Dans son entretien avec l’auteur Latifa Serghini, pour la préface de l’expo, Bellamine commente : «C’est une renaissance, une résurrection dont il est question. C’est un cadavre, un cercueil auquel je redonne vie, à une période de maturité de mon travail, où j’interpelle les moments de mon parcours pictural, qu’ils soient minimalistes ou expressionnistes. Ce sont en réalité des fragments de peinture». En effet, Fouad Bellamine traverse dans l’actuelle exposition toutes les étapes de son parcours artistique.

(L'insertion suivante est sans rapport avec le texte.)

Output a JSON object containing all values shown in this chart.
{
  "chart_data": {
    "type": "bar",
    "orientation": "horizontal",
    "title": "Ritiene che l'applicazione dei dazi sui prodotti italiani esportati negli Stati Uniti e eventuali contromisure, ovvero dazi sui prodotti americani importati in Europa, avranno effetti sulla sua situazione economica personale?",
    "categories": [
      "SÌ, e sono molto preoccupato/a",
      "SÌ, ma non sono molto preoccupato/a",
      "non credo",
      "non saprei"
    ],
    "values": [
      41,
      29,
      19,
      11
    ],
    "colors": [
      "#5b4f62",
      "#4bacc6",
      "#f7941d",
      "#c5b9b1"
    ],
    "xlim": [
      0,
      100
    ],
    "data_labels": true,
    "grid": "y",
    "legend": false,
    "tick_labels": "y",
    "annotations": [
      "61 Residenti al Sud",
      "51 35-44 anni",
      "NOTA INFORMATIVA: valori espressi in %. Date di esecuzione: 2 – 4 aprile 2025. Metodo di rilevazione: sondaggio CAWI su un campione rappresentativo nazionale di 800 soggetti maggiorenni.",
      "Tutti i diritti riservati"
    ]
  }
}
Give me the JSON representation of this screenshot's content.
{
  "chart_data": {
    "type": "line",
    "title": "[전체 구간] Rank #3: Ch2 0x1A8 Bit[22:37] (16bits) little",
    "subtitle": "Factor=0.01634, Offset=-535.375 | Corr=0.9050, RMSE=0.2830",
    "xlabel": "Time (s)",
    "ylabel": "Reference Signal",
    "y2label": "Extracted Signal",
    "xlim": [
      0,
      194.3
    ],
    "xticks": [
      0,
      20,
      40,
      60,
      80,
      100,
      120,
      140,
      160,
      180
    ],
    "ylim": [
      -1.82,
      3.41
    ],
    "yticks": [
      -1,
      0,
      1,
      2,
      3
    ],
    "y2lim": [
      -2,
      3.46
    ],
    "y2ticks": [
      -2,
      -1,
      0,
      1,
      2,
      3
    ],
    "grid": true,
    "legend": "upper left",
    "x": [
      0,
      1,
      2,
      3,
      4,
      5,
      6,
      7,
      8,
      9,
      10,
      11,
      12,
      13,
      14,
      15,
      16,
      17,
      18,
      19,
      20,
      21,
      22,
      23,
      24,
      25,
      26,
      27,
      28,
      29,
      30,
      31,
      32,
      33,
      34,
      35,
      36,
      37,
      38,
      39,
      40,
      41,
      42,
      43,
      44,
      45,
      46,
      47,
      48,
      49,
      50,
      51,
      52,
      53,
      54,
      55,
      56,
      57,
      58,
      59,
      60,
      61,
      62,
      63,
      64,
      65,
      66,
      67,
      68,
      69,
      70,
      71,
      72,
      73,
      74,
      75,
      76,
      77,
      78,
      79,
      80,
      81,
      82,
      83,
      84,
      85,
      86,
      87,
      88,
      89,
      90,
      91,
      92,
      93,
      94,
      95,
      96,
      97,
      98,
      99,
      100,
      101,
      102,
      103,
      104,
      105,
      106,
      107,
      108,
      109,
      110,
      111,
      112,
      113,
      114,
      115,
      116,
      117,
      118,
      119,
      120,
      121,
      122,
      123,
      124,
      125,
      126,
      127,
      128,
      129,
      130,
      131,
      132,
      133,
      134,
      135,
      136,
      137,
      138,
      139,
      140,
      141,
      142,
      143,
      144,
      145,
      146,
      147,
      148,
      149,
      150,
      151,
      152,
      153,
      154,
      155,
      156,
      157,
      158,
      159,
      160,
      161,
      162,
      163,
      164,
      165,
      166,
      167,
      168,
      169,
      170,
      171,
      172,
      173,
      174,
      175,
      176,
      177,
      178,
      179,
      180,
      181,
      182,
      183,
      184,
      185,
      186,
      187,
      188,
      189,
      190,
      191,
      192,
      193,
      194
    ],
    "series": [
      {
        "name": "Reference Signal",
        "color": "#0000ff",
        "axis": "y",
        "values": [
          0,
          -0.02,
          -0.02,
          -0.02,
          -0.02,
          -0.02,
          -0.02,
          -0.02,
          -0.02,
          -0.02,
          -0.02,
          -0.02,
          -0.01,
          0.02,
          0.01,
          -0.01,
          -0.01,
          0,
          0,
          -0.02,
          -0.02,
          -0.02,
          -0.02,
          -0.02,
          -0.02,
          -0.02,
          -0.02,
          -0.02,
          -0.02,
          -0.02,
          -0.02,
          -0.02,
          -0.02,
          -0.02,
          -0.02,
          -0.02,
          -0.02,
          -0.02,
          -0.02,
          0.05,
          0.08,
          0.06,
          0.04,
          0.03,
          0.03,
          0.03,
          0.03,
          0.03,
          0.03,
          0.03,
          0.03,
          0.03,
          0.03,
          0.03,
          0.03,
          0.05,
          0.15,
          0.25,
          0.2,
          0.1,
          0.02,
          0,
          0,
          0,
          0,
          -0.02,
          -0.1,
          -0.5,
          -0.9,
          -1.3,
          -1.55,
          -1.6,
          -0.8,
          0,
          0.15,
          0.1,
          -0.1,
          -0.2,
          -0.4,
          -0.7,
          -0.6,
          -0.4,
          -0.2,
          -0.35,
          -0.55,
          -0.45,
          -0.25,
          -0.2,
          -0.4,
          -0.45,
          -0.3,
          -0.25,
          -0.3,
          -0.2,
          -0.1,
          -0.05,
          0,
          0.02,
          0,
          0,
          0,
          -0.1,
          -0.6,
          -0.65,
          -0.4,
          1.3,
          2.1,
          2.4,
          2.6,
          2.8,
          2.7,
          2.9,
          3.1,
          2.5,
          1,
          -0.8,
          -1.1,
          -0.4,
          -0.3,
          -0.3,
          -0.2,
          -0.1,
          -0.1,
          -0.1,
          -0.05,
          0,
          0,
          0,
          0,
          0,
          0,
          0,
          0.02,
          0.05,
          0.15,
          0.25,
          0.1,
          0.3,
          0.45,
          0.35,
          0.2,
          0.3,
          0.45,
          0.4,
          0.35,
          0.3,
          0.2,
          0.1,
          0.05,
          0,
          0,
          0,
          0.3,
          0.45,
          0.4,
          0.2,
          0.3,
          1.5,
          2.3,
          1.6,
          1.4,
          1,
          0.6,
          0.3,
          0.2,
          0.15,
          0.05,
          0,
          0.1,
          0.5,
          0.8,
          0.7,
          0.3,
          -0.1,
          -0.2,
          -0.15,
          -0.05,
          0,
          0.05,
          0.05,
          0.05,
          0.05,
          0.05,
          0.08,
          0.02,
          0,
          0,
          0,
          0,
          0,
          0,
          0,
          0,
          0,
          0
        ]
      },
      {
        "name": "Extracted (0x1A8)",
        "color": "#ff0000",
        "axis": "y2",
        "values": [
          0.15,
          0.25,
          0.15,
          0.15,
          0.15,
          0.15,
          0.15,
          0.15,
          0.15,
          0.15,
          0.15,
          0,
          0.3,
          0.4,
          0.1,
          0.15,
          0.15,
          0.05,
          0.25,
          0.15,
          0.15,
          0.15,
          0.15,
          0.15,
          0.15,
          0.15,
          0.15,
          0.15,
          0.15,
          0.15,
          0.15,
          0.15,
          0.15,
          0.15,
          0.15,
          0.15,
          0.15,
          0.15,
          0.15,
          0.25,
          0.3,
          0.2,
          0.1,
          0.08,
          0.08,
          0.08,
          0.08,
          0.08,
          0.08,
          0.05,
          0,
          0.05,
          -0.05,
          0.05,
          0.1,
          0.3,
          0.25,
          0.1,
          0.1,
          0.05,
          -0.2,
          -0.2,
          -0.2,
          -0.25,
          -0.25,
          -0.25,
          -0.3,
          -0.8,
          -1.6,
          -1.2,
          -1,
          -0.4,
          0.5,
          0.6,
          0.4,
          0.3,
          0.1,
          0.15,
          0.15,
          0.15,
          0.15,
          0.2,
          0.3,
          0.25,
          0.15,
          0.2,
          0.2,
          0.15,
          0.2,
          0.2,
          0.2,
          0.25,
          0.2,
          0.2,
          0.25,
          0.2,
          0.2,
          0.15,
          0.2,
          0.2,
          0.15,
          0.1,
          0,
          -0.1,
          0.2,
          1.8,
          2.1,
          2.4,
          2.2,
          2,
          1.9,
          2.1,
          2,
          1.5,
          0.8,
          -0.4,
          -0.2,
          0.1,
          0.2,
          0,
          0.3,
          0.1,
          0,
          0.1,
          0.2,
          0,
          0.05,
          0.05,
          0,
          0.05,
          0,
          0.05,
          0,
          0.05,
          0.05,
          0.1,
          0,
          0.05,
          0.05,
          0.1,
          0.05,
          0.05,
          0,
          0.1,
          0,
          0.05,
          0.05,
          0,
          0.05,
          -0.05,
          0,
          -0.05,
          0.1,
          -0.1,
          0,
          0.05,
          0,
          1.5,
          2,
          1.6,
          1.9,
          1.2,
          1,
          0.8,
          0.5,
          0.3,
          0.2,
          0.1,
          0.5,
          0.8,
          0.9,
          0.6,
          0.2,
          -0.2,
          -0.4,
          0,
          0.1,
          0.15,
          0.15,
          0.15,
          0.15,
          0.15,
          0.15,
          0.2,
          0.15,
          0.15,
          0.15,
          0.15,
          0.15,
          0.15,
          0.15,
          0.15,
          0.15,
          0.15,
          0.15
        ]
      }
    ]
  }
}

Et c’est d’une figure majeure de la peinture moderne dans le monde arabe et bien au-delà que l’on parle.
Né en 1950, à Fès, Fouad Bellamine a déménagé pour Casablanca, au terme de ses études secondaires, pour rejoindre l’Ecole des Arts Appliqués de Casablanca. C’est à la galerie La Découverte à Rabat qu’il expose pour la première fois en 1972, avant d’intégrer l’enseignement en qualité de professeur d’arts plastiques. Mais ne pouvant s’en suffire, il s’envole pour Paris, afin de poursuivre sa formation, par un diplôme d’études appliquées en histoire et théorie de l’art à l’Université de la Sorbonne.

Passionné par l’art et l’évolution de ses écoles en Occident, il s’imprègne des nouvelles tendances, s’essaie avec succès aux techniques et performances. Considéré comme l’un des premiers installationnistes marocains, Bellamine s’affirme comme une figure de proue de l’Art dans la région. Sa première exposition à Paris en 1980 est saluée par les critiques d’art, l’amenant à s’y installer pendant une dizaine d’années. Cette période est riche d’une création multiforme, avec des parallélépipèdes, des niches, des arches et des voûtes, dont les ombres émergent dans les «Fragments d’une déchirure».